Dünyamız, sanayi toplumundan bilgi toplumuna geçerken, ülkemizde esnaf ve küçük sanatkarlarla ilgili destekleme ve özendirme politikalarının da, bu amaca uygun bir çerçevede oluşturulması gereği vardır. Devletin tüm ekonomik ve teşvik politikaları, bu çağı yakalama amacına dönük olarak hazırlanmalı ve yönlendirilmelidir. Hazırlanacak yapısal dönüşüm programlarında bu kesim, global değil, sektörel bazda ve selektif bir yaklaşımla ele alınmalıdır. Bu bağlamda, özendirilmesi ve desteklenmesi gerekli esnaf ve küçük sanatkarlar, çağdaş teknoloji içeren ürünlerin üreti­mi ile ilgilenen elektrik, elektronik, mikroelektronik ve telekomünikasyon gibi geleceğin gözde sektörlerinde faaliyet gösterenlerden olmalıdır.
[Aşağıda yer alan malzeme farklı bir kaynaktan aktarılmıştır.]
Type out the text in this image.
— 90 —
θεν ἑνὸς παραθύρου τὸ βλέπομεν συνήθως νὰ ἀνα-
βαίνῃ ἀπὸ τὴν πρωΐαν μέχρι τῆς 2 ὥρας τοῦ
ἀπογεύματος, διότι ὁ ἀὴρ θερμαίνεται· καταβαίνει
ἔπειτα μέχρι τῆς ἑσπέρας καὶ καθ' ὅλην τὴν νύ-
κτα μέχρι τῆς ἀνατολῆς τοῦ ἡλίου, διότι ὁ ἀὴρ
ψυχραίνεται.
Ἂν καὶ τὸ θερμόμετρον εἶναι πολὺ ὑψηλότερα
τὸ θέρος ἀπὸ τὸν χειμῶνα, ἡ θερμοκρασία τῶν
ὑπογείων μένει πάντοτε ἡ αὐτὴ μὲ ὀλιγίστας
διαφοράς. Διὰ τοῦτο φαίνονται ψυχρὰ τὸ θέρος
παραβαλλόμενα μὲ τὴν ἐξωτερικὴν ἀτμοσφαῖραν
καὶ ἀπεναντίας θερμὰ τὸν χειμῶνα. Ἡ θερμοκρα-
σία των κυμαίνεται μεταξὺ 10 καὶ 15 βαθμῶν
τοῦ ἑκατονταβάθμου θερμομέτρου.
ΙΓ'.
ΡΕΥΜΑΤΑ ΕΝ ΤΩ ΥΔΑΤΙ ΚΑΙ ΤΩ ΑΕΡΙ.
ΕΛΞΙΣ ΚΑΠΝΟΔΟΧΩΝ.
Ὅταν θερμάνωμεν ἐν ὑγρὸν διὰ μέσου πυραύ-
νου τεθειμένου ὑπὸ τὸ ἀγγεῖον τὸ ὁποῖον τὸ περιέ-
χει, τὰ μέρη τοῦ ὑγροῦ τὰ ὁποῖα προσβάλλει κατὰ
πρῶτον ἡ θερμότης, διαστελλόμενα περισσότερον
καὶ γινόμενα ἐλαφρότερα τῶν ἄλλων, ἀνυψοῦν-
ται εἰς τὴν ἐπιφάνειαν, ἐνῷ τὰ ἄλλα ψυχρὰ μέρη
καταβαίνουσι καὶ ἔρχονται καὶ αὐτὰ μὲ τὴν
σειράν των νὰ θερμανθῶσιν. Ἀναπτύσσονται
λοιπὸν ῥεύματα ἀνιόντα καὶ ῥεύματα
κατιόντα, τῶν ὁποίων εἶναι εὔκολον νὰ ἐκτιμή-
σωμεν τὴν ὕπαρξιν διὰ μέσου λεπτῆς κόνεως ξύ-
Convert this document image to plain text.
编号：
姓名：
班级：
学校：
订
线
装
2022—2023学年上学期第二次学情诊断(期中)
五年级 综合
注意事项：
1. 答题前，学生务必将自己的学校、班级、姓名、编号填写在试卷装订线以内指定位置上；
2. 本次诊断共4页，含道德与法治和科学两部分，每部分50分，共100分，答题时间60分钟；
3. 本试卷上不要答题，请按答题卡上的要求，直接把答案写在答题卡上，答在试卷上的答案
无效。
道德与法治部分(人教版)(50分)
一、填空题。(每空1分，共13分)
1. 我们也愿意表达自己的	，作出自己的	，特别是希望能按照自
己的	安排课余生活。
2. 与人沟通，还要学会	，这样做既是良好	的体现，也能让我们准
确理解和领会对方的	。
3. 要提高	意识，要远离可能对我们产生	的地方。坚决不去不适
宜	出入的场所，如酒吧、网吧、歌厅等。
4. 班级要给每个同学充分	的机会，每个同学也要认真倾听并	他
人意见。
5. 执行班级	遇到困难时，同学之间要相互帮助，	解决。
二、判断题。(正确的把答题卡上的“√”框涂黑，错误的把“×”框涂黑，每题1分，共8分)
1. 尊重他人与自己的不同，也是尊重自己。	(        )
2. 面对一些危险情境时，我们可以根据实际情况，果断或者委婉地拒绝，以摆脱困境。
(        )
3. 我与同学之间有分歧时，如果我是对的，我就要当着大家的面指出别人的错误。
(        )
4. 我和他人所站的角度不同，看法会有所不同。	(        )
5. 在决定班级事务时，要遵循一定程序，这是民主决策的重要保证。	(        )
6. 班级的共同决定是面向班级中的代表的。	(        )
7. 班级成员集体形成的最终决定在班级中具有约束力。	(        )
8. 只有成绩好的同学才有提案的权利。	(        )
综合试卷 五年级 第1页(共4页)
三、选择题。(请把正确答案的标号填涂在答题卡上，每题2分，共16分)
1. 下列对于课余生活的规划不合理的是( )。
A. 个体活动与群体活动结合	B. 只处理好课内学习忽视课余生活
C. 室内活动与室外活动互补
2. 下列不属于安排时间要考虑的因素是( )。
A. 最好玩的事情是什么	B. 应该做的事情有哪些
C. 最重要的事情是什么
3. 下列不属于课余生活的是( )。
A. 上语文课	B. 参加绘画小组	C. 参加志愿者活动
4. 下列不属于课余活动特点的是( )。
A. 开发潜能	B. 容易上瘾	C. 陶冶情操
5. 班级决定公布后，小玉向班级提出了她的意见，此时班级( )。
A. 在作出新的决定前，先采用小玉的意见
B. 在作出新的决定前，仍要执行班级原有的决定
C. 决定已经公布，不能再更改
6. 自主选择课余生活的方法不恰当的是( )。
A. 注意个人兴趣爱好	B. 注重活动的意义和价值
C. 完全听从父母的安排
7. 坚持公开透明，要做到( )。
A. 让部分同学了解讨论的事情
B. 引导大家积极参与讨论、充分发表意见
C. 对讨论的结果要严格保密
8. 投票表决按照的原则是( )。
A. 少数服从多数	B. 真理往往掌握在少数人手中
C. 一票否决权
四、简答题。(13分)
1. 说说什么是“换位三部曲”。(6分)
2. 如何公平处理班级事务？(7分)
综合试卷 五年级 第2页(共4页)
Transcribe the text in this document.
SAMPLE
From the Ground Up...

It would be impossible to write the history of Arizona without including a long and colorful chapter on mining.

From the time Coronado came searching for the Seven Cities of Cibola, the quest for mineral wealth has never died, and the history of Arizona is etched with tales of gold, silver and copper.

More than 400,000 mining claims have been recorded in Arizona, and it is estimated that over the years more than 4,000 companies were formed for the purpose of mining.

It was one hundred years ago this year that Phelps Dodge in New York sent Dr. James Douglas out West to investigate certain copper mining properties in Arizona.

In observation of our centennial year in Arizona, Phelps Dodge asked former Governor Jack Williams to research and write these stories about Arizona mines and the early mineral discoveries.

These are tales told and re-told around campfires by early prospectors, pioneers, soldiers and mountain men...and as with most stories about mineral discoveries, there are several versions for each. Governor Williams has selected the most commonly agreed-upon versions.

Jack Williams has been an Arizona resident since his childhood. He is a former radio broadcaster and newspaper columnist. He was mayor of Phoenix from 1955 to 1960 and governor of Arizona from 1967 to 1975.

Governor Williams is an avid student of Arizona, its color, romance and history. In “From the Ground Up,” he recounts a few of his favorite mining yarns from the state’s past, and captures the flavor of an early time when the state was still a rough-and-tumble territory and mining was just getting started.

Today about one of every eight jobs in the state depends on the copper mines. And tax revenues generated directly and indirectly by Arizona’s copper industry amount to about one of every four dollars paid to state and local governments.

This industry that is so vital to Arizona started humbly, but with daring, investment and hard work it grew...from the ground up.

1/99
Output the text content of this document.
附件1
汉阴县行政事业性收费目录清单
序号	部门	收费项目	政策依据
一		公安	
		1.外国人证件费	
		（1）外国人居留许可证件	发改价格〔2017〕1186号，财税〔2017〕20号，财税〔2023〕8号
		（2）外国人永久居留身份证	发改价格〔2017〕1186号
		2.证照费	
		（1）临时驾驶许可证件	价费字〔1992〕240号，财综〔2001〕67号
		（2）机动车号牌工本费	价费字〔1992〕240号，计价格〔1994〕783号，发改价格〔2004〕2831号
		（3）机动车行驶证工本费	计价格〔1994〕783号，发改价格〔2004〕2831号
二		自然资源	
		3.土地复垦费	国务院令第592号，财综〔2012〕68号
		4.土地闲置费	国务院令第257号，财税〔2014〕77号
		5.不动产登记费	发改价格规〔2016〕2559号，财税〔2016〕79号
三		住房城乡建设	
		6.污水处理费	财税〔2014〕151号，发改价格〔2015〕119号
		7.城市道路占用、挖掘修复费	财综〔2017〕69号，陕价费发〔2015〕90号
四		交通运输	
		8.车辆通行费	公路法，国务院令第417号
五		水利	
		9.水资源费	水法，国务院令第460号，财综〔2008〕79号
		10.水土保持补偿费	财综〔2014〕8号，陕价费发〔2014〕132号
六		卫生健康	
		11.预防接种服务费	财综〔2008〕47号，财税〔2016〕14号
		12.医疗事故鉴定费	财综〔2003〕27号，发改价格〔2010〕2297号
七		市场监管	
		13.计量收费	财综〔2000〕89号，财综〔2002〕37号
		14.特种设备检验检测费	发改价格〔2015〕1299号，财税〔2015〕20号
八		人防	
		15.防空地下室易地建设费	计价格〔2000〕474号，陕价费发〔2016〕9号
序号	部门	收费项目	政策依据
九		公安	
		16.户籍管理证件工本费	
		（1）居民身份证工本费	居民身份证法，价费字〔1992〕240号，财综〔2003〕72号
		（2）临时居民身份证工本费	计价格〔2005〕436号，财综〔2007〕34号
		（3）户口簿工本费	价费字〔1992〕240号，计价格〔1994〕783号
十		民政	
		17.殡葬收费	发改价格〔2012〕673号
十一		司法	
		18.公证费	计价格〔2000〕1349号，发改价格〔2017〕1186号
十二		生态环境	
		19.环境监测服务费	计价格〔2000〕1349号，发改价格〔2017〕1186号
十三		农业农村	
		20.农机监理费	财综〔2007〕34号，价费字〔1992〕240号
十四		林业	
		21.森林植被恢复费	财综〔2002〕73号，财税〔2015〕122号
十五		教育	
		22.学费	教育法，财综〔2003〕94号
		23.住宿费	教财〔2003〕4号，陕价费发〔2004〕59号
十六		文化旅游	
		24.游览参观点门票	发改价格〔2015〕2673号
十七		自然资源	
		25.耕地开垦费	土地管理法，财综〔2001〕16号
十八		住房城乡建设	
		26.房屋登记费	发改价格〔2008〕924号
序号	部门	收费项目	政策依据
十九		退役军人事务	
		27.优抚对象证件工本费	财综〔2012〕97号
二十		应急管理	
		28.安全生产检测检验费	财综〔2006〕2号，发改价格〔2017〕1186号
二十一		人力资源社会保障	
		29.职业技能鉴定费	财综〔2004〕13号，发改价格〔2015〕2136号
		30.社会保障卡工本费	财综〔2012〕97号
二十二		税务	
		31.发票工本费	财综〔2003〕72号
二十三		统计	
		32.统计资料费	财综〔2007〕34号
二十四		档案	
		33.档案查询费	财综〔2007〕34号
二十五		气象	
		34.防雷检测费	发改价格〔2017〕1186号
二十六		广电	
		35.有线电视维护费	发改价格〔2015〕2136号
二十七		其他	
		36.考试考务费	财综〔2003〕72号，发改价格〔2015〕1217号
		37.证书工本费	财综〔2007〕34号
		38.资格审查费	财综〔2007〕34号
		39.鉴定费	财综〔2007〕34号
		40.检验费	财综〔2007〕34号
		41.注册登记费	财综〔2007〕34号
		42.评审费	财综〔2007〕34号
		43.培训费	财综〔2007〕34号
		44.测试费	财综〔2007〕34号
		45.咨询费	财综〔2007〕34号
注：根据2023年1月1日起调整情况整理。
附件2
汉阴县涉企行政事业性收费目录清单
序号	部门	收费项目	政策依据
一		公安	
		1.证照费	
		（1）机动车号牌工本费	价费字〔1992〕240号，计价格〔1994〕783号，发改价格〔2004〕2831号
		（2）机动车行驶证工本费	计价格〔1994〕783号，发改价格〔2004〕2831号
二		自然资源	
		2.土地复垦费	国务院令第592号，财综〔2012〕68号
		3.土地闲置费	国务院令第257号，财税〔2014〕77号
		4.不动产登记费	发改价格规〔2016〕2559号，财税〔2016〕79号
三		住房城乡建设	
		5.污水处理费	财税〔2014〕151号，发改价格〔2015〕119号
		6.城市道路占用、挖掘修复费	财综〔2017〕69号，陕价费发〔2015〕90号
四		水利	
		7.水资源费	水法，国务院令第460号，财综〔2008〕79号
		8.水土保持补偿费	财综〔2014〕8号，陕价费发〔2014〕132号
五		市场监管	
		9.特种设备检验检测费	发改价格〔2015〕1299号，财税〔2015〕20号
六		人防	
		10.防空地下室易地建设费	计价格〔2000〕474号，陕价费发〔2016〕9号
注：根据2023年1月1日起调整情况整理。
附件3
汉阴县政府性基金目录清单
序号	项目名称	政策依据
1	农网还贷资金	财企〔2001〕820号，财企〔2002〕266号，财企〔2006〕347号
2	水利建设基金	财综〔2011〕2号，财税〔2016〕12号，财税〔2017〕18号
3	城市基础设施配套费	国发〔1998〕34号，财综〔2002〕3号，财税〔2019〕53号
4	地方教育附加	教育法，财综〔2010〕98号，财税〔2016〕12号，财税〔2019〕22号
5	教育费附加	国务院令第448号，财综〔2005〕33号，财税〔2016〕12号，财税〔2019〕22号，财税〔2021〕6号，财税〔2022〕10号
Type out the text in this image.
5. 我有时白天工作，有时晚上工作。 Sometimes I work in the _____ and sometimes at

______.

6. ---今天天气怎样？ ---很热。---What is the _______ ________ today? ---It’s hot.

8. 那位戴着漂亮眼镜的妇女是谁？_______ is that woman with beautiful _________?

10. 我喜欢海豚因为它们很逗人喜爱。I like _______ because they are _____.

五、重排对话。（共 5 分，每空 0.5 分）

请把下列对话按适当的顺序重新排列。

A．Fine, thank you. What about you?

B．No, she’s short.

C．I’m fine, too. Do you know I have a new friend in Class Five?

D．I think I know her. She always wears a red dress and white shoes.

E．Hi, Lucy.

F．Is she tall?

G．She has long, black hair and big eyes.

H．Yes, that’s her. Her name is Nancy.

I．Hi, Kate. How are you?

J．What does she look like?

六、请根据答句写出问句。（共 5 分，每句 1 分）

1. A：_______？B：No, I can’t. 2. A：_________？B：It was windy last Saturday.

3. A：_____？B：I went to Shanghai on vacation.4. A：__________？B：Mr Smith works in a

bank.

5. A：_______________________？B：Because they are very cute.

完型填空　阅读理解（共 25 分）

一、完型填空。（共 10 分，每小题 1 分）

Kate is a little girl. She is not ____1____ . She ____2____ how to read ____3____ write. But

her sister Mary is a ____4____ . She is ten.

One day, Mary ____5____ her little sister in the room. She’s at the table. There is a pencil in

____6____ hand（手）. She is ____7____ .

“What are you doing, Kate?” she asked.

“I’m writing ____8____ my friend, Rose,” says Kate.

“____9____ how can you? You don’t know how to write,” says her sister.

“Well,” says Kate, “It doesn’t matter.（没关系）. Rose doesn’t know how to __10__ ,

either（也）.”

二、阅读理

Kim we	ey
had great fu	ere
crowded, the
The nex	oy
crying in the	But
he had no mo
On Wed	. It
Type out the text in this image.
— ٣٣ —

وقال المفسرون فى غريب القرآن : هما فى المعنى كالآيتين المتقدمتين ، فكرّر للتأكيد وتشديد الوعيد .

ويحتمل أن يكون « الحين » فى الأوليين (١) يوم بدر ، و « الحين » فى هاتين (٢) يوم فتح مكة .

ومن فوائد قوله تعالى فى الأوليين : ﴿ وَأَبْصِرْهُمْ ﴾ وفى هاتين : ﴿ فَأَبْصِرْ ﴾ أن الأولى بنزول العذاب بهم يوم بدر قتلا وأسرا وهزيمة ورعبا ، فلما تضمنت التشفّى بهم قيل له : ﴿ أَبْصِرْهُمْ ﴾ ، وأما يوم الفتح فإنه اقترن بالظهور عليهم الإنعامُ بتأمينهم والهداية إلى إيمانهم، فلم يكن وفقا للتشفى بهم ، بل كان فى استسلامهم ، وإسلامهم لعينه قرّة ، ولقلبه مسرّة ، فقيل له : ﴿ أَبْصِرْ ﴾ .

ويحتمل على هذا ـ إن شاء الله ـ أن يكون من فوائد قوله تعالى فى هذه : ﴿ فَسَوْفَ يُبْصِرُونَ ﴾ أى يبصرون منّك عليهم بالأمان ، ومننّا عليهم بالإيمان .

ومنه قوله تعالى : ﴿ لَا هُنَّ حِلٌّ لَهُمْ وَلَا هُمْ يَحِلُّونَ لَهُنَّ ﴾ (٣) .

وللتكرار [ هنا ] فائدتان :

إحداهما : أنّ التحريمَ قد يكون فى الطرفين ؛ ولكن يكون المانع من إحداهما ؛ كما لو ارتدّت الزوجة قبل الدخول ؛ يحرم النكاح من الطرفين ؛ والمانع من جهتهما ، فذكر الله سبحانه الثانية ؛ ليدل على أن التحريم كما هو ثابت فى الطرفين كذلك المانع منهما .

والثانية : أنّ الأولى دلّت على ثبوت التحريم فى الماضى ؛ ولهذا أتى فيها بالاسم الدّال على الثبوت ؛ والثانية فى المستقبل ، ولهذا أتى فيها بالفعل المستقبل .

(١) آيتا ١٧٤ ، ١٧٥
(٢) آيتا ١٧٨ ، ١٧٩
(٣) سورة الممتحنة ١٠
İçerisinde bulunduğumuz bu değişim ve atılım çağında karşı karşıya olduğumuz en önemli olgu bir yandan, emek yoğun sanatkarlık ağırlıklı mesleklerin giderek azalması, öte yandan yeni yeterliliklerin önem kazandığı farklı meslek alanlarının ortaya çıkmasıdır. Bilgi toplumuna ulaşılabilmesi için dönemin koşullarına uygun üstün nitelikli esnaf ve sanatkara ve eğitimin kalitesine önem verilmesi şarttır. Gelişen ve değişen ekonomik yapımızda, önem ve fonksiyonları giderek azalan ve toplumsal işlevlerini artık kaybettikleri veya kaybedecekleri anlaşılmış bulunan bir kısım esnaf ve küçük sanatkar gruplarını geliştirip güçlendirmeye çalışmak kaynak israfı olduğu kadar ve belki de bundan daha önemlisi rekabet poli­tikası açısından son derece sakıncalıdır. 

Devletin, destekleme ve geliştirme politikalarının yanı sıra, uygun hukuksal altyapıyı oluşturma, esnaf ve sanatkarın yaptığı üretim ve hizmetin kalitesini denetleme, çalışmalarını koordine etme görevi de vardır. Ülkemizde üretilen ürünlerin ve hizmetlerin ihraç edilebilir-pazarlanabilir olabilmesi, ürün ve hizmetlerin kalitesiyle kuşkusuz yakından ilgilidir. Türk esnaf ve sanatkarının yaptığı üretimin ve verdiği hizmetin rekabet şansının olabilmesi için kalitesinin uluslararası standartlarda bulunması temel koşuldur. Bunun yolu ise meslek standartlarının geliştirilmesi ve yalnızca bu standartlara uygun mal ve hizmet üretenlerin esnaf ve sanatkar olarak faaliyetlerine izin verilmesidir. Bu, uluslararası rekabette başarılı olunabilmesinin temel koşullarındandır. 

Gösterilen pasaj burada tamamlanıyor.